Since the US is not just the No. 1 team in the world but also Canada’s primary rival, I expect to see as close to an A-team as possible. Canada is slightly injury-decimated (and players not being released from some clubs didn’t help).
This is a Canada squad that has a wide range of experience: NWSL vets Sophie Schmidt and Desiree Scott have 199 and 156 caps, respectively. Each of them started all four games at the 2019 World Cup next to each other in central midfield – Scott was subbed out for the final 11 minutes of Canada’s group-stage loss to Netherlands, the only time either of them spent any time off the pitch. They’re also 32 and 33 years old, so likely in their final cycle with the Olympics (hopefully still) taking place this Summer.

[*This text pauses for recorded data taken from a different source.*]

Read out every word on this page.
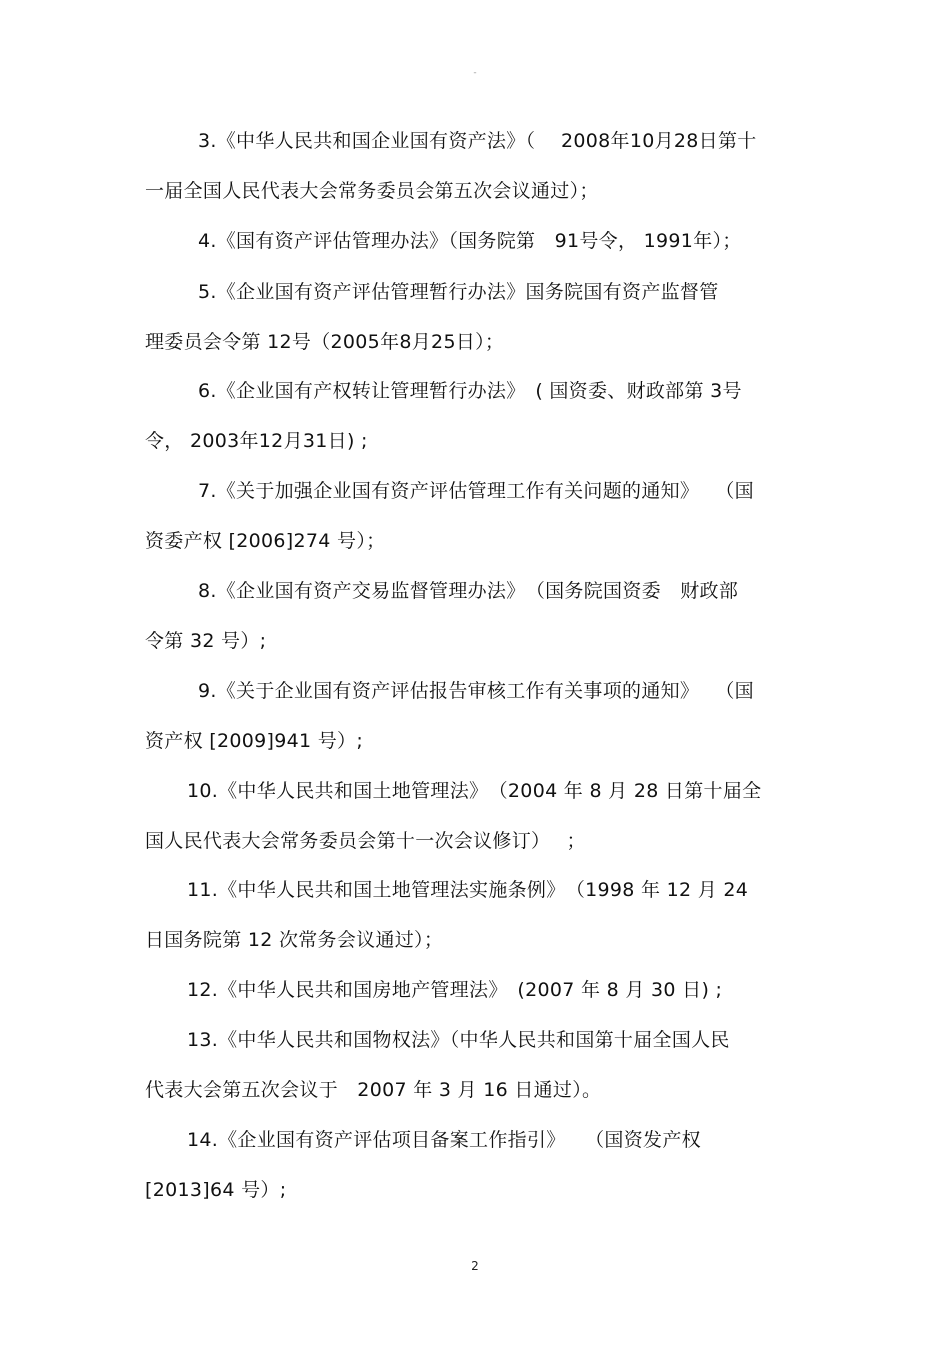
-
3.《中华人民共和国企业国有资产法》（　 2008年10月28日第十
一届全国人民代表大会常务委员会第五次会议通过）；
4.《国有资产评估管理办法》（国务院第　91号令， 1991年）；
5.《企业国有资产评估管理暂行办法》国务院国有资产监督管
理委员会令第 12号（2005年8月25日）；
6.《企业国有产权转让管理暂行办法》　( 国资委、财政部第 3号
令， 2003年12月31日) ;
7.《关于加强企业国有资产评估管理工作有关问题的通知》　 （国
资委产权 [2006]274 号）；
8.《企业国有资产交易监督管理办法》　（国务院国资委　财政部
令第 32 号）;
9.《关于企业国有资产评估报告审核工作有关事项的通知》　 （国
资产权 [2009]941 号）;
10.《中华人民共和国土地管理法》　（2004 年 8 月 28 日第十届全
国人民代表大会常务委员会第十一次会议修订）　 ；
11.《中华人民共和国土地管理法实施条例》　（1998 年 12 月 24
日国务院第 12 次常务会议通过）；
12.《中华人民共和国房地产管理法》　(2007 年 8 月 30 日) ;
13.《中华人民共和国物权法》（中华人民共和国第十届全国人民
代表大会第五次会议于　2007 年 3 月 16 日通过）。
14.《企业国有资产评估项目备案工作指引》　　（国资发产权
[2013]64 号）;
2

Jessie Fleming is a more-advanced midfielder or striker, and at almost a decade younger than Schmidt is still the third-most experienced player on the roster with 77 caps (a couple shy of half Scott’s number). Without Christine Sinclair – the world’s all-time leading goal-scorer – I would expect Fleming and Janine Beckie to be up top. Beckie has played primarily as a left winger, so that’s also an option with West Ham’s Adriana Leon capable of playing up top or as a RW (at 5-4, Schmidt’s Dash teammate Nichelle Prince is more pigeonholed into being a wide player with her skillset).

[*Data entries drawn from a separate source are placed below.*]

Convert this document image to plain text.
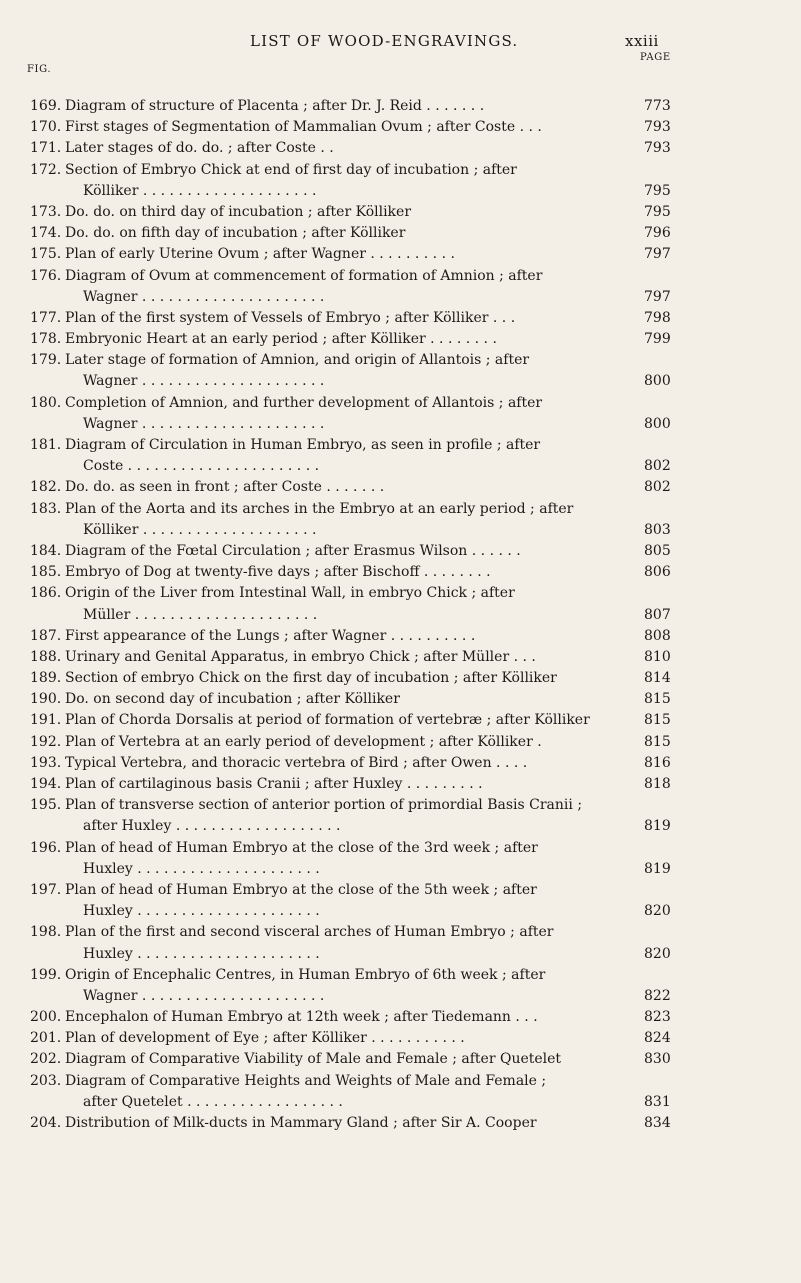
LIST OF WOOD-ENGRAVINGS.	xxiii
FIG.
PAGE
169. Diagram of structure of Placenta ; after Dr. J. Reid . . . . . . .	773
170. First stages of Segmentation of Mammalian Ovum ; after Coste . . .	793
171. Later stages of do. do. ; after Coste . .	793
172. Section of Embryo Chick at end of first day of incubation ; after
Kölliker . . . . . . . . . . . . . . . . . . . .	795
173. Do. do. on third day of incubation ; after Kölliker	795
174. Do. do. on fifth day of incubation ; after Kölliker	796
175. Plan of early Uterine Ovum ; after Wagner . . . . . . . . . .	797
176. Diagram of Ovum at commencement of formation of Amnion ; after
Wagner . . . . . . . . . . . . . . . . . . . . .	797
177. Plan of the first system of Vessels of Embryo ; after Kölliker . . .	798
178. Embryonic Heart at an early period ; after Kölliker . . . . . . . .	799
179. Later stage of formation of Amnion, and origin of Allantois ; after
Wagner . . . . . . . . . . . . . . . . . . . . .	800
180. Completion of Amnion, and further development of Allantois ; after
Wagner . . . . . . . . . . . . . . . . . . . . .	800
181. Diagram of Circulation in Human Embryo, as seen in profile ; after
Coste . . . . . . . . . . . . . . . . . . . . . .	802
182. Do. do. as seen in front ; after Coste . . . . . . .	802
183. Plan of the Aorta and its arches in the Embryo at an early period ; after
Kölliker . . . . . . . . . . . . . . . . . . . .	803
184. Diagram of the Fœtal Circulation ; after Erasmus Wilson . . . . . .	805
185. Embryo of Dog at twenty-five days ; after Bischoff . . . . . . . .	806
186. Origin of the Liver from Intestinal Wall, in embryo Chick ; after
Müller . . . . . . . . . . . . . . . . . . . . .	807
187. First appearance of the Lungs ; after Wagner . . . . . . . . . .	808
188. Urinary and Genital Apparatus, in embryo Chick ; after Müller . . .	810
189. Section of embryo Chick on the first day of incubation ; after Kölliker	814
190. Do. on second day of incubation ; after Kölliker	815
191. Plan of Chorda Dorsalis at period of formation of vertebræ ; after Kölliker	815
192. Plan of Vertebra at an early period of development ; after Kölliker .	815
193. Typical Vertebra, and thoracic vertebra of Bird ; after Owen . . . .	816
194. Plan of cartilaginous basis Cranii ; after Huxley . . . . . . . . .	818
195. Plan of transverse section of anterior portion of primordial Basis Cranii ;
after Huxley . . . . . . . . . . . . . . . . . . .	819
196. Plan of head of Human Embryo at the close of the 3rd week ; after
Huxley . . . . . . . . . . . . . . . . . . . . .	819
197. Plan of head of Human Embryo at the close of the 5th week ; after
Huxley . . . . . . . . . . . . . . . . . . . . .	820
198. Plan of the first and second visceral arches of Human Embryo ; after
Huxley . . . . . . . . . . . . . . . . . . . . .	820
199. Origin of Encephalic Centres, in Human Embryo of 6th week ; after
Wagner . . . . . . . . . . . . . . . . . . . . .	822
200. Encephalon of Human Embryo at 12th week ; after Tiedemann . . .	823
201. Plan of development of Eye ; after Kölliker . . . . . . . . . . .	824
202. Diagram of Comparative Viability of Male and Female ; after Quetelet	830
203. Diagram of Comparative Heights and Weights of Male and Female ;
after Quetelet . . . . . . . . . . . . . . . . . .	831
204. Distribution of Milk-ducts in Mammary Gland ; after Sir A. Cooper	834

Allysha Chapman and Shelina Zadorsky locked down the left pairing in defense at the World Cup, but the right side is gone. Jayde Riviere, who is just 20, got a few minutes at RB, and I assume the Michigan Wolverine is the heiress apparent at right back. RCB is an open question and I don’t watch enough CanWNT to make an educated guess here.
34-year old Stephanie Labbé is the experienced option in net with 72 caps, including the entirety of the 2019 World Cup. Sky Blue’s Kailen Sheridan has nine caps and was the Golden Glove winner at the NWSL Challenge Cup last Summer. She’s up next for Canada.

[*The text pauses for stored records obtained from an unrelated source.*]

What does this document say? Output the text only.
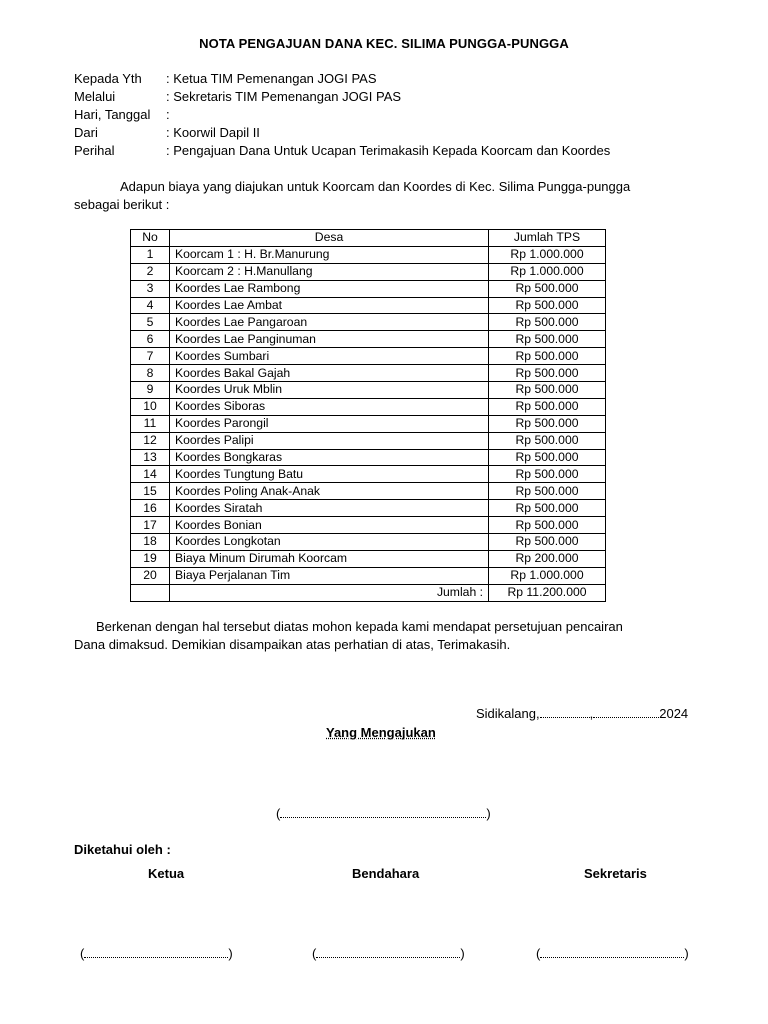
NOTA PENGAJUAN DANA KEC. SILIMA PUNGGA-PUNGGA
Kepada Yth : Ketua TIM Pemenangan JOGI PAS
Melalui	: Sekretaris TIM Pemenangan JOGI PAS
Hari, Tanggal :
Dari	: Koorwil Dapil II
Perihal	: Pengajuan Dana Untuk Ucapan Terimakasih Kepada Koorcam dan Koordes
Adapun biaya yang diajukan untuk Koorcam dan Koordes di Kec. Silima Pungga-pungga
sebagai berikut :
No	Desa	Jumlah TPS
1	Koorcam 1 : H. Br.Manurung	Rp 1.000.000
2	Koorcam 2 : H.Manullang	Rp 1.000.000
3	Koordes Lae Rambong	Rp 500.000
4	Koordes Lae Ambat	Rp 500.000
5	Koordes Lae Pangaroan	Rp 500.000
6	Koordes Lae Panginuman	Rp 500.000
7	Koordes Sumbari	Rp 500.000
8	Koordes Bakal Gajah	Rp 500.000
9	Koordes Uruk Mblin	Rp 500.000
10	Koordes Siboras	Rp 500.000
11	Koordes Parongil	Rp 500.000
12	Koordes Palipi	Rp 500.000
13	Koordes Bongkaras	Rp 500.000
14	Koordes Tungtung Batu	Rp 500.000
15	Koordes Poling Anak-Anak	Rp 500.000
16	Koordes Siratah	Rp 500.000
17	Koordes Bonian	Rp 500.000
18	Koordes Longkotan	Rp 500.000
19	Biaya Minum Dirumah Koorcam	Rp 200.000
20	Biaya Perjalanan Tim	Rp 1.000.000
	Jumlah :	Rp 11.200.000
Berkenan dengan hal tersebut diatas mohon kepada kami mendapat persetujuan pencairan
Dana dimaksud. Demikian disampaikan atas perhatian di atas, Terimakasih.
Sidikalang,	,	2024
Yang Mengajukan
(	)
Diketahui oleh :
Ketua	Bendahara	Sekretaris
(	)	(	)	(	)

As with their opponents, I expect the United States to put out a best-available XI for this one. Indeed, with a front-loaded schedule, strong squads tonight and for Sunday’s game against Brazil are likely. Facing relative minnow Argentina on Tuesday… lineup strength may depend on what the table looks like by that point.
I do want to see Alex Morgan in the starting squad, since getting back to form after a pregnancy and then a respiratory illness may be a bit of an extended process. Seeing her at full strength by the Olympics (or having enough data to say she won’t be back to 100% in time) is the priority. Giving her the first game and then adjusting as necessary from there should maximize the time she can play in an abbreviated tournament.
How Vlatko Andonovski handles some of his even-more-veteran players will be an interesting situation to watch. Carli Lloyd is probably in the best-available lineup for this team. She’s also 38 years old so might not be able to go three games in six days at a high competitive level. Same with Becky Sauerbrunn and Megan Rapinoe (both 35). Lloyd, Morgan, and Rapinoe fortunately have a pretty significant amount of overlap in their abilities, so some rotation there is good. Sauerbrunn’s CB position is not as taxing from a cardiovascular perspective, which could allow her minutes to be stretched a bit more.
What I’m interested in most – but perhaps not for the Canada contest – is seeing who is largely unproven but ready to step up by the time the Olympics roll around. Whether that’s the only college player, Florida State’s Jaelin Howell (an injury replacement for Sam Mewis), or perhaps Christie Mewis who famously went seven years between WNT goals but is somehow still only 29, I want to not only keep the stars a little more fresh, but also see who else will be ready to show out at the Olympics.
With Canada less than 100%, there’s probably an opportunity to be heavier on the rotation in this one, with an eye toward peak performance against Brazil.